Paul is dreaming of an uncloudy day.
He says that the world will be changed and that we ourselves will be changed.
Listen to this:
“For the creation waits with eager longing
for the revealing of the children of God;
. . . .the creation itself will be set free from its bondage to decay
and will obtain the freedom of the glory of the children of God. “
Right now life can be an ordeal,
but Paul calls all our ordeals “labor pains.”
He says this:
The whole creation has been groaning in labor pains until now;
and not only the creation, but we ourselves,
. . . groan inwardly while we wait for adoption,
the redemption of our bodies.”

One of the best philosophers alive today is an Anglican priest
named Marilyn McCord Adams.
In one of her books, she looks at some of the explanations
for why things go wrong.
She talks about free will and that sort of thing.
When it comes to ordinary hardships,
those explanations work more or less.
But then she asks about the really awful things that happen.
She calls those things “horrendous evils.”

I won’t cast a pall on your morning with examples.
But you know what she means – the real horrors of war, crime, terrorism,
and natural disasters like the earthquake in Haiti.

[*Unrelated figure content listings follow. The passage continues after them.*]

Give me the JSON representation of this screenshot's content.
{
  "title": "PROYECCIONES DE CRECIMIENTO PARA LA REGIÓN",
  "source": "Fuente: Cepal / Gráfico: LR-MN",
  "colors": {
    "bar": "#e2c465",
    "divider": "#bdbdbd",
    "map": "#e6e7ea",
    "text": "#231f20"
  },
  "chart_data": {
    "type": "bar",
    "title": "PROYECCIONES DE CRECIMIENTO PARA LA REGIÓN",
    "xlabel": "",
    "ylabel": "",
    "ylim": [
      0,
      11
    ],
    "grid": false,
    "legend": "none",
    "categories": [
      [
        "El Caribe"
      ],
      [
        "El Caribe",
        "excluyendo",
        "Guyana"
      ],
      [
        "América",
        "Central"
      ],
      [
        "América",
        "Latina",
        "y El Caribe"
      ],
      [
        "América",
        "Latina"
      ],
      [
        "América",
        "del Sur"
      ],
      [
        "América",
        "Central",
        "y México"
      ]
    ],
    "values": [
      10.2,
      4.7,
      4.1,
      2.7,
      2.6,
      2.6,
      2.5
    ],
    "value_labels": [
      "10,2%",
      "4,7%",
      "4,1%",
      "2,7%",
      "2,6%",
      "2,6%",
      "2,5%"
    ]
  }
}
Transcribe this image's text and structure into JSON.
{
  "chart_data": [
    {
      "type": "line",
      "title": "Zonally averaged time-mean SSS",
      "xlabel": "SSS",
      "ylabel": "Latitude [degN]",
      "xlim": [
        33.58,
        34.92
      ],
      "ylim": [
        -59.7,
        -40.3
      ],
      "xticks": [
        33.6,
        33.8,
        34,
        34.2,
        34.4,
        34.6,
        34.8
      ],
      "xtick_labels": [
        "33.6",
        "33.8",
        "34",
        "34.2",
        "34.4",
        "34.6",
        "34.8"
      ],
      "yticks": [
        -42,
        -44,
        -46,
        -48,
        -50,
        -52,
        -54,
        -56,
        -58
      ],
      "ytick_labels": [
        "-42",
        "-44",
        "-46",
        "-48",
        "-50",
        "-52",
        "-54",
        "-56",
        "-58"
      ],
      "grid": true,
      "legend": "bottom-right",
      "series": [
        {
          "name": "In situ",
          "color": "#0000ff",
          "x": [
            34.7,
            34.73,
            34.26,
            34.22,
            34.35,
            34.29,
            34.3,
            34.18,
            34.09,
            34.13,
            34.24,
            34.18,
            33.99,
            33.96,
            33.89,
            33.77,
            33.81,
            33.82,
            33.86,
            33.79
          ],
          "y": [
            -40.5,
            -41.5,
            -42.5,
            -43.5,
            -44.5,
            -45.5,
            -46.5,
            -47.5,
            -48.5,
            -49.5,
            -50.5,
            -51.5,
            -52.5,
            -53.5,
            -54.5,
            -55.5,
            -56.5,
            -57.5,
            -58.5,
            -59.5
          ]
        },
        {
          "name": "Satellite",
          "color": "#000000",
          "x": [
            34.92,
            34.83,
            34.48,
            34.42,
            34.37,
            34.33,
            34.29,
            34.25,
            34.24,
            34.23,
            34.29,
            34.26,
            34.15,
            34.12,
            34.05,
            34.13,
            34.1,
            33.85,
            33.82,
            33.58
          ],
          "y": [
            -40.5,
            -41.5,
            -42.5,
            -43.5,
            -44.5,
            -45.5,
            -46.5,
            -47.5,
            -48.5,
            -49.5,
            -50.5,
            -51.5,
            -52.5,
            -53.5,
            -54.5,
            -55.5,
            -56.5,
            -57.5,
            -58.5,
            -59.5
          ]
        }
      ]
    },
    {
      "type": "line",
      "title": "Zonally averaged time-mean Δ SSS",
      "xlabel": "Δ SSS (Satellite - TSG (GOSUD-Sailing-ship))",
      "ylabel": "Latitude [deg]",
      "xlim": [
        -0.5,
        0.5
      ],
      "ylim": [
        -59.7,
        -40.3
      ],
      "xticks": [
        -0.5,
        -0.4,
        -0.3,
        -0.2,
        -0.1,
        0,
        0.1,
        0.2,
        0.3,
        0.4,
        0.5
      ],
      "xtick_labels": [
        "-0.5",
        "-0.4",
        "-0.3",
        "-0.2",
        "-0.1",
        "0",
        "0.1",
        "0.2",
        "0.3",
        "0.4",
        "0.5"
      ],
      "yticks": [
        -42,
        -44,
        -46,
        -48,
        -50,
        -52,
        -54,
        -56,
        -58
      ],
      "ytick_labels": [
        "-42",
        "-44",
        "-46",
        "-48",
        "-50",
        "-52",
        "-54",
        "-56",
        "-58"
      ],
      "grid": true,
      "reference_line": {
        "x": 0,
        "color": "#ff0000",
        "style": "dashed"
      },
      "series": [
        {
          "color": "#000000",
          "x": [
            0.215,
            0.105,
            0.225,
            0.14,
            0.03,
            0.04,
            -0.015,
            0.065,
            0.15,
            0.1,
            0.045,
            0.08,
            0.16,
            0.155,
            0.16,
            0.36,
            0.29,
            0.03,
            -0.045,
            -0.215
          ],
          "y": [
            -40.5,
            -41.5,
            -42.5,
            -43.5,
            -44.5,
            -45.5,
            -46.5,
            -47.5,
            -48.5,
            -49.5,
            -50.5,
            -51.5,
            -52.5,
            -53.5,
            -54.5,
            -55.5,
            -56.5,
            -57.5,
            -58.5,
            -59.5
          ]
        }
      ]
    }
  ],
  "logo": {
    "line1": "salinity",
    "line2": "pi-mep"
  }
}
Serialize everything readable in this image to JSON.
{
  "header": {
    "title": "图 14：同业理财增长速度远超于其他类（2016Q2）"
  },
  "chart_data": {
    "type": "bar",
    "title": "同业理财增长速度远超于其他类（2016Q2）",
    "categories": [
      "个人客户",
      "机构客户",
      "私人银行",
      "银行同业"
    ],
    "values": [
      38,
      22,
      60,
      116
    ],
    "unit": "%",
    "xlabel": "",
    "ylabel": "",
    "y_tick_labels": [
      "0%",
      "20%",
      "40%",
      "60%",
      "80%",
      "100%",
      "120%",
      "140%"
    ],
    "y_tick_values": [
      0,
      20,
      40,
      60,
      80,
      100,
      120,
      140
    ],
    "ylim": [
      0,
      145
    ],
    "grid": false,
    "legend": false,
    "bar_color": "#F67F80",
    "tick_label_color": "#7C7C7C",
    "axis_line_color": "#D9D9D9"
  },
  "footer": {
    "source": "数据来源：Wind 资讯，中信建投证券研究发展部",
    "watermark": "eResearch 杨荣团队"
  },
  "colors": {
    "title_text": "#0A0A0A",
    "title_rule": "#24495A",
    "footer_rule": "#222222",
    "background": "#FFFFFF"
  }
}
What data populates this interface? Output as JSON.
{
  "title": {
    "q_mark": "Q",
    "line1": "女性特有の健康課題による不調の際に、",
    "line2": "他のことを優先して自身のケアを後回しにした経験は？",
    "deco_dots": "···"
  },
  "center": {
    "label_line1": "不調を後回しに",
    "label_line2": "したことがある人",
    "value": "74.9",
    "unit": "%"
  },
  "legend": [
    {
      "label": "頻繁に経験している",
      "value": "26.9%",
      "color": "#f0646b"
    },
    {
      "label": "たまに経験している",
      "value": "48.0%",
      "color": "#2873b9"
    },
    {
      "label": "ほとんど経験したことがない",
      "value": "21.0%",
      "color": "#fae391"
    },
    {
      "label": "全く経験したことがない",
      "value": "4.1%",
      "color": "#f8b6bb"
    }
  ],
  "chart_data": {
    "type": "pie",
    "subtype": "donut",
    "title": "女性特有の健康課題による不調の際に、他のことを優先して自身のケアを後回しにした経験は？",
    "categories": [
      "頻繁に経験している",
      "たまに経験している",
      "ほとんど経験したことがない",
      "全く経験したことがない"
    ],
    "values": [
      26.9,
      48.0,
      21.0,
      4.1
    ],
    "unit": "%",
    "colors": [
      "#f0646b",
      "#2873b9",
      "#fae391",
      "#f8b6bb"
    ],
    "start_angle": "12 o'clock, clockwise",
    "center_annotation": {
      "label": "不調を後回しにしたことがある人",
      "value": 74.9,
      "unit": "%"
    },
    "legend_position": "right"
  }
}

In the face of those things,
the nice little philosophical musings all ring hollow.
Besides, Adams says, we don’t want those things explained.
We want them redeemed.
And so, she says, they shall be.
God is infinitely beyond anything we have experienced, she says.
God is infinitely greater than even the most horrendous evils
that have ever happened on this earth.

What does God have waiting for us?
God has God’s own self to give us.
God promises that all our hardships, all our griefs,
will be swallowed up
in the transcendent glory of his love.

That’s what Paul means when he says,
“I consider that the sufferings of this present time
are not worth comparing with the glory about to be revealed . . . .”
We don’t live in passive acceptance of things as they are.
We live in hope that things will not just be better,
they will be glorious.
The difference between Christian suffering and ordinary suffering
lies in a single word: hope.
And that single word makes all the difference.

St. Paul said,
“For in hope we were saved.
Now hope that is seen is not hope.
For who hopes for what is seen?
But if we hope for what we do not see,
we wait for it with patience.”

We have a faith that can sing the blues
but we sing the blues with hope.
Ordinary suffering is laced with despair
because it doesn’t believe in tomorrow.
We live with today because we have supreme confidence
in tomorrow – a tomorrow in the presence of God.